For the Sauce: Coarsely chop the figs. In a heavy medium saucepan, combine the port, chicken broth, chopped figs, sprigs of rosemary, cinnamon sticks and honey. Bring to a boil over medium heat and cook until reduced by half.

Remove the rosemary sprigs and cinnamon sticks, (ignore the rosemary leaves that remain behind). Using a stick blender or food processor, puree the mixture until smooth. Blend in the butter. Season with salt and pepper to taste.

The sauce can be made a day ahead. Cover and refrigerate.

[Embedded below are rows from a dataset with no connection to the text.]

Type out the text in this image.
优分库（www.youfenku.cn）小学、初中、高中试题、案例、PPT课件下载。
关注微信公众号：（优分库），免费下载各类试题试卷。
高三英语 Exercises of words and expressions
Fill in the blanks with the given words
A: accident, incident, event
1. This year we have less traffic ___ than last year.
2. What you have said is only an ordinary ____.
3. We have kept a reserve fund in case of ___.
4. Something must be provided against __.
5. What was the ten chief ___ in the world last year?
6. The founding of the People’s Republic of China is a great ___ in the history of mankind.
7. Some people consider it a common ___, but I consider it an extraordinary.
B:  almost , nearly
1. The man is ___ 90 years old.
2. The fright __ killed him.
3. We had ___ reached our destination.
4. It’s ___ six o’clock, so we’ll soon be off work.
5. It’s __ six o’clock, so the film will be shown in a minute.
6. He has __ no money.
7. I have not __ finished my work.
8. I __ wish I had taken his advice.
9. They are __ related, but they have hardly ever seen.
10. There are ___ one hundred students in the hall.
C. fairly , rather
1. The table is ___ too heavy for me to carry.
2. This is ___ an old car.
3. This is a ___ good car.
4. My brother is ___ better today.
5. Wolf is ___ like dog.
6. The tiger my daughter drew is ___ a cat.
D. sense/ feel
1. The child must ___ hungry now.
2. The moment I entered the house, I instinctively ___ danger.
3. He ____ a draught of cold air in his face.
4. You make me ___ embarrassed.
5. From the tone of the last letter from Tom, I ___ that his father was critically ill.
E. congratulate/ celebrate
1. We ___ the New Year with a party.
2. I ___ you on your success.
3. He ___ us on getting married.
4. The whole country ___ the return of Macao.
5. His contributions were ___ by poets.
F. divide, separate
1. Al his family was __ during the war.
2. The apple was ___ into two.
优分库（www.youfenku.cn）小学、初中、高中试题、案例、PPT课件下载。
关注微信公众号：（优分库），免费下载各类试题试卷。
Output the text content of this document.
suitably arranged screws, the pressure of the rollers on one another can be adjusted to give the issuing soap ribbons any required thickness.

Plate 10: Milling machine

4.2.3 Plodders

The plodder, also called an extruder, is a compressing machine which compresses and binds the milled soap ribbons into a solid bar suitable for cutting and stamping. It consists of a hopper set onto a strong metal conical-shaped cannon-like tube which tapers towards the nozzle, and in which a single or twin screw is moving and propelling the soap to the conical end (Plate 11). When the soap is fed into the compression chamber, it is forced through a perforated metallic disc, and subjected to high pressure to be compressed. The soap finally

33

Reheat over medium heat prior to serving.


Pork

Preheat oven to 425 degrees.

In a small bowl, mix the olive oil, chopped rosemary leaves, 1 TBSP of salt and 1 1/2 teaspoons of black pepper.

Spread the mixture over the pork making sure to evenly cover all sides of the meat.

Place in the oven and roast until the internal temperature reads 145 degrees. To insure even browning, turn the pork roast every 15 minutes, total cooking time should be approximately 45 minutes.

Transfer the pork to a cutting board and tent lightly with foil. Allow the pork to rest for 15 minutes. While the pork is resting, add the 1 cup of chicken broth to the roasting pan. Place the pan over medium heat and scrape up any browned bits attached to the bottom of the pan. Salt and pepper the pan juices to taste.

Cut the pork into 1/4 inch slices and spoon on pan juices and fig sauce. Serve immediately.


There you have it crablings. A nice change of pace from poultry, though I suspect that this sauce would work quite well with roast chicken, duck or goose. I'll have to experiment with that a bit. Until next time, great job on Thanksgiving, just remember, you can do it, you can cook.

5 comments:

recipes2share said...

Sounds just great to me & love the photo. Our fridge has an assortment of 'good idea'foods - sounded good at the time, but now too busy to think laterally!!

WineWizardBob said...

A recent grad of a famous US culinary school stopped in my shop looking for some help in matching wines for a dinner party he was planning. He started talking about matching the protein and wine. My advice: Protein Schmotein, The Sauce is the Boss when matching wine to food.
This sweetish sauce is a perfect example. As the head Crabster said, this sauce prolly works well with chicken, duck or goose too. Well, the same wine goes with each dish regardless of the protein cuz the sauce is such a standout! Fig sauce works well with almost all American red wines, but my first choice would be a Zinfandel because it has similar fruit flavor. If you want to go broke try an Italian Amarone. And if you want to go silly, try a light Italian red "dessert" wine, Brachetto.

Kevin said...

I have a bookmark on that recipe in the cookbook. It sounds really good.

JoolzGirl said...

I'm keen to try this (using fresh figs and beef stock) to accompany a roast beef. Hope it works for that too! (We have a fig tree in the backyard just about to overflow with ripe figs). I'll let you know if it works :)

www.crabbycook.com said...

Good luck Joolz. Please tell me how it works out. Beautiful jewelry by the way, I especially liked "Cool Runnings".